DVLA catches 58 drivers in Dundee without vehicle tax

Post Thumbnail

Nearly 60 drivers have been issued with fines by the DVLA after tax checks were performed on vehicles in Dundee.

Using an automatic number plate recognition (ANPR) device, staff from the government agency set up cameras over a two-day period in the city last month in a bid to snare anyone not paying their vehicle tax.

The cameras could be seen operating on the Kingsway, with a warning on an accompanying car which said “DVLA tax check”.

Now, following an investigation by the Swansea-based organisation, 58 owners have been told their vehicles were caught being driven untaxed.

A spokesman for the DVLA said: “I can confirm an ANPR vehicle was working in Dundee on August 29 and August 30. We have issued 58 letters to keepers of untaxed vehicles that were seen on the road so far.

“DVLA operates a range of measures to make vehicle tax easy to pay and hard to avoid, including online vehicle taxing and direct debit.

“We also continue to send reminder letters to vehicle keepers, which is why it is so important they notify DVLA of a change of address or keeper.”

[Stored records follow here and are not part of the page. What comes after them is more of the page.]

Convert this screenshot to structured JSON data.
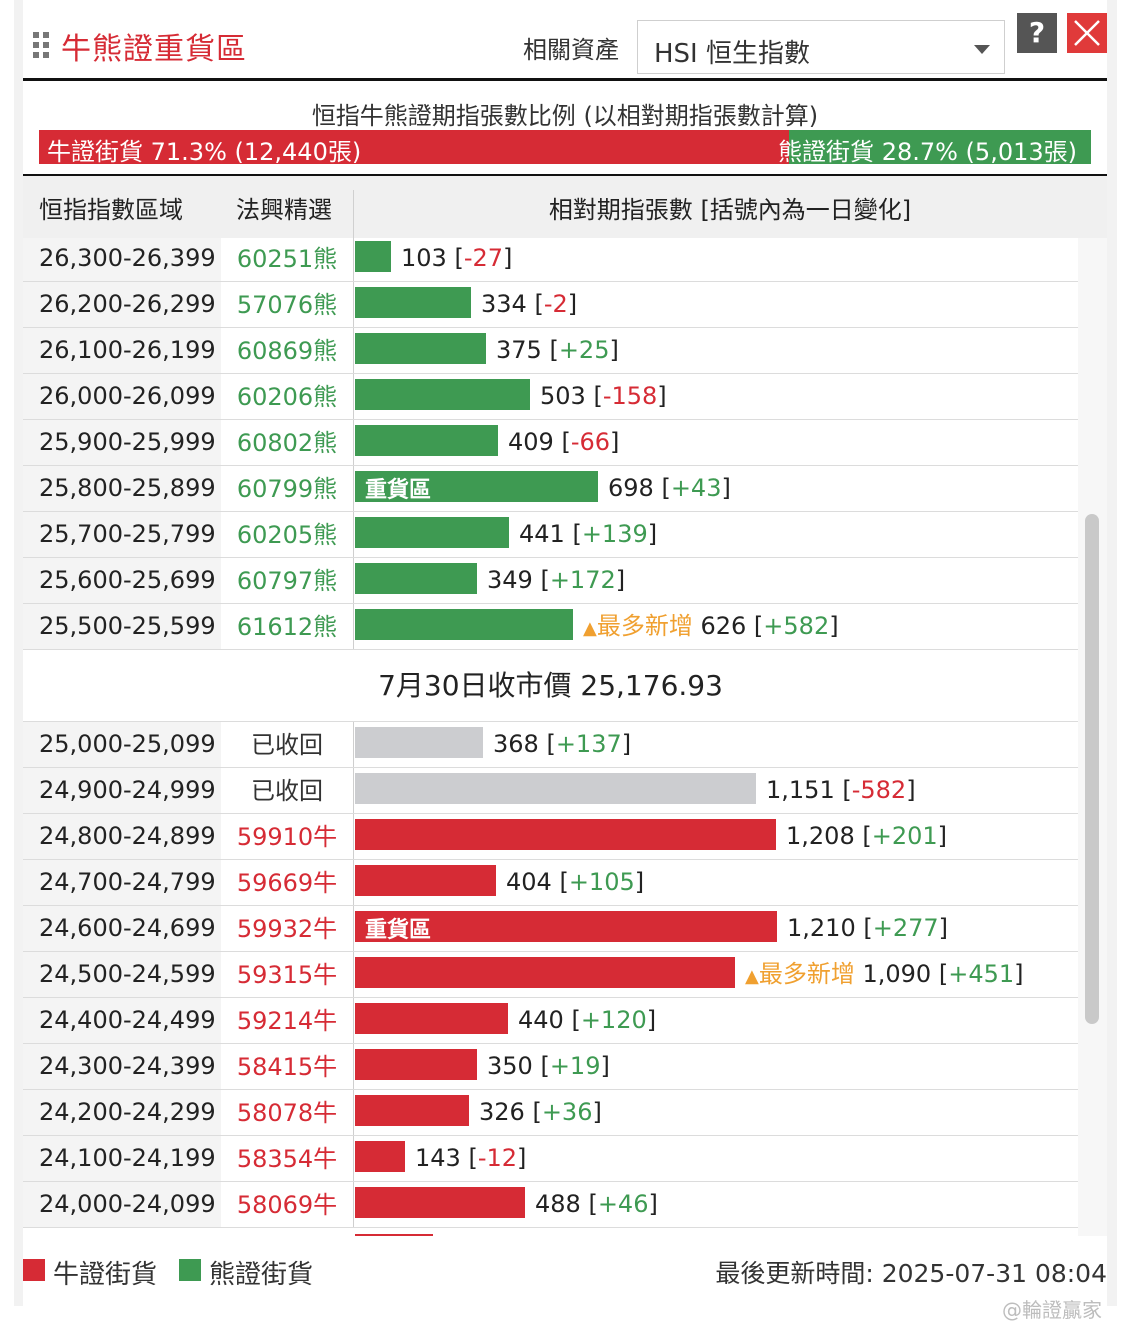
{
  "header": {
    "title": "牛熊證重貨區",
    "asset_label": "相關資產",
    "asset_selected": "HSI 恒生指數",
    "help_label": "?"
  },
  "ratio": {
    "title": "恒指牛熊證期指張數比例 (以相對期指張數計算)",
    "bull_label": "牛證街貨 71.3% (12,440張)",
    "bear_label": "熊證街貨 28.7% (5,013張)",
    "bull_pct": 71.3
  },
  "columns": {
    "range": "恒指指數區域",
    "pick": "法興精選",
    "contracts": "相對期指張數 [括號內為一日變化]"
  },
  "max_value": 1210,
  "bear_rows": [
    {
      "range": "26,300-26,399",
      "code": "60251熊",
      "value": 103,
      "value_text": "103",
      "change": "-27",
      "tag": ""
    },
    {
      "range": "26,200-26,299",
      "code": "57076熊",
      "value": 334,
      "value_text": "334",
      "change": "-2",
      "tag": ""
    },
    {
      "range": "26,100-26,199",
      "code": "60869熊",
      "value": 375,
      "value_text": "375",
      "change": "+25",
      "tag": ""
    },
    {
      "range": "26,000-26,099",
      "code": "60206熊",
      "value": 503,
      "value_text": "503",
      "change": "-158",
      "tag": ""
    },
    {
      "range": "25,900-25,999",
      "code": "60802熊",
      "value": 409,
      "value_text": "409",
      "change": "-66",
      "tag": ""
    },
    {
      "range": "25,800-25,899",
      "code": "60799熊",
      "value": 698,
      "value_text": "698",
      "change": "+43",
      "tag": "",
      "bar_label": "重貨區"
    },
    {
      "range": "25,700-25,799",
      "code": "60205熊",
      "value": 441,
      "value_text": "441",
      "change": "+139",
      "tag": ""
    },
    {
      "range": "25,600-25,699",
      "code": "60797熊",
      "value": 349,
      "value_text": "349",
      "change": "+172",
      "tag": ""
    },
    {
      "range": "25,500-25,599",
      "code": "61612熊",
      "value": 626,
      "value_text": "626",
      "change": "+582",
      "tag": "最多新增"
    }
  ],
  "close_price": "7月30日收市價 25,176.93",
  "bull_rows": [
    {
      "range": "25,000-25,099",
      "code": "已收回",
      "kind": "recalled",
      "value": 368,
      "value_text": "368",
      "change": "+137",
      "tag": ""
    },
    {
      "range": "24,900-24,999",
      "code": "已收回",
      "kind": "recalled",
      "value": 1151,
      "value_text": "1,151",
      "change": "-582",
      "tag": ""
    },
    {
      "range": "24,800-24,899",
      "code": "59910牛",
      "kind": "bull",
      "value": 1208,
      "value_text": "1,208",
      "change": "+201",
      "tag": ""
    },
    {
      "range": "24,700-24,799",
      "code": "59669牛",
      "kind": "bull",
      "value": 404,
      "value_text": "404",
      "change": "+105",
      "tag": ""
    },
    {
      "range": "24,600-24,699",
      "code": "59932牛",
      "kind": "bull",
      "value": 1210,
      "value_text": "1,210",
      "change": "+277",
      "tag": "",
      "bar_label": "重貨區"
    },
    {
      "range": "24,500-24,599",
      "code": "59315牛",
      "kind": "bull",
      "value": 1090,
      "value_text": "1,090",
      "change": "+451",
      "tag": "最多新增"
    },
    {
      "range": "24,400-24,499",
      "code": "59214牛",
      "kind": "bull",
      "value": 440,
      "value_text": "440",
      "change": "+120",
      "tag": ""
    },
    {
      "range": "24,300-24,399",
      "code": "58415牛",
      "kind": "bull",
      "value": 350,
      "value_text": "350",
      "change": "+19",
      "tag": ""
    },
    {
      "range": "24,200-24,299",
      "code": "58078牛",
      "kind": "bull",
      "value": 326,
      "value_text": "326",
      "change": "+36",
      "tag": ""
    },
    {
      "range": "24,100-24,199",
      "code": "58354牛",
      "kind": "bull",
      "value": 143,
      "value_text": "143",
      "change": "-12",
      "tag": ""
    },
    {
      "range": "24,000-24,099",
      "code": "58069牛",
      "kind": "bull",
      "value": 488,
      "value_text": "488",
      "change": "+46",
      "tag": ""
    }
  ],
  "legend": {
    "bull": "牛證街貨",
    "bear": "熊證街貨"
  },
  "updated": "最後更新時間: 2025-07-31 08:04",
  "watermark": "@輪證贏家",
  "colors": {
    "bull": "#d62b35",
    "bear": "#3e9a52",
    "recalled": "#cccdd0",
    "new_tag": "#f0a030"
  }
}
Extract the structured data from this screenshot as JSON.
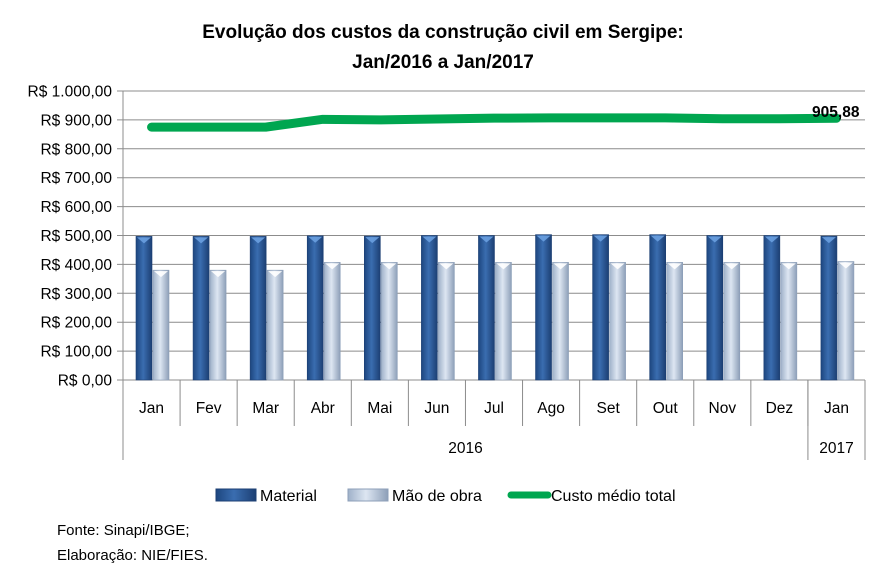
{
  "chart_data": {
    "type": "bar",
    "title": "Evolução dos custos da construção civil em Sergipe:",
    "subtitle": "Jan/2016 a Jan/2017",
    "xlabel": "",
    "ylabel": "",
    "categories": [
      "Jan",
      "Fev",
      "Mar",
      "Abr",
      "Mai",
      "Jun",
      "Jul",
      "Ago",
      "Set",
      "Out",
      "Nov",
      "Dez",
      "Jan"
    ],
    "category_groups": [
      {
        "label": "2016",
        "span": 12
      },
      {
        "label": "2017",
        "span": 1
      }
    ],
    "ylim": [
      0,
      1000
    ],
    "yticks": [
      0,
      100,
      200,
      300,
      400,
      500,
      600,
      700,
      800,
      900,
      1000
    ],
    "ytick_labels": [
      "R$ 0,00",
      "R$ 100,00",
      "R$ 200,00",
      "R$ 300,00",
      "R$ 400,00",
      "R$ 500,00",
      "R$ 600,00",
      "R$ 700,00",
      "R$ 800,00",
      "R$ 900,00",
      "R$ 1.000,00"
    ],
    "grid": true,
    "legend_position": "bottom",
    "series": [
      {
        "name": "Material",
        "kind": "bar",
        "color": "#2a5a9a",
        "values": [
          497,
          497,
          497,
          499,
          498,
          500,
          500,
          503,
          503,
          503,
          500,
          500,
          498
        ]
      },
      {
        "name": "Mão de obra",
        "kind": "bar",
        "color": "#c6d5ea",
        "values": [
          380,
          380,
          380,
          407,
          407,
          407,
          407,
          407,
          407,
          407,
          407,
          407,
          410
        ]
      },
      {
        "name": "Custo médio total",
        "kind": "line",
        "color": "#00a650",
        "values": [
          875,
          875,
          875,
          902,
          900,
          903,
          906,
          907,
          907,
          907,
          904,
          904,
          905.88
        ]
      }
    ],
    "annotations": [
      {
        "series": "Custo médio total",
        "index": 12,
        "text": "905,88"
      }
    ]
  },
  "source": {
    "line1": "Fonte: Sinapi/IBGE;",
    "line2": "Elaboração: NIE/FIES."
  }
}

The DVLA uses ANPR cameras to check drivers’ registration plates against a central database.

This is the method being used, instead of the paper tax disc, which motorists no longer need to display.

However, drivers still need to pay vehicle tax online or by going to a Post Office.

If the DVLA’s system flags a vehicle as being untaxed, an automated letter and fine of £80 will be issued to the registered keeper’s address.

Early settlement of this fine, if paid within 28 days, can see a 50% discount.

But failure to settle the fine will result in prosecution where the court may increase the fine to a maximum of £1,000 depending on the circumstances.

The DVLA spokesman added: “It is right that we take action against those who don’t tax their vehicles and continue to drive them, otherwise it wouldn’t be fair to those who do the right thing.

“As part of our day-to-day enforcement, our ANPR vehicles go to different areas of the country to read the number plates of potential untaxed vehicles.”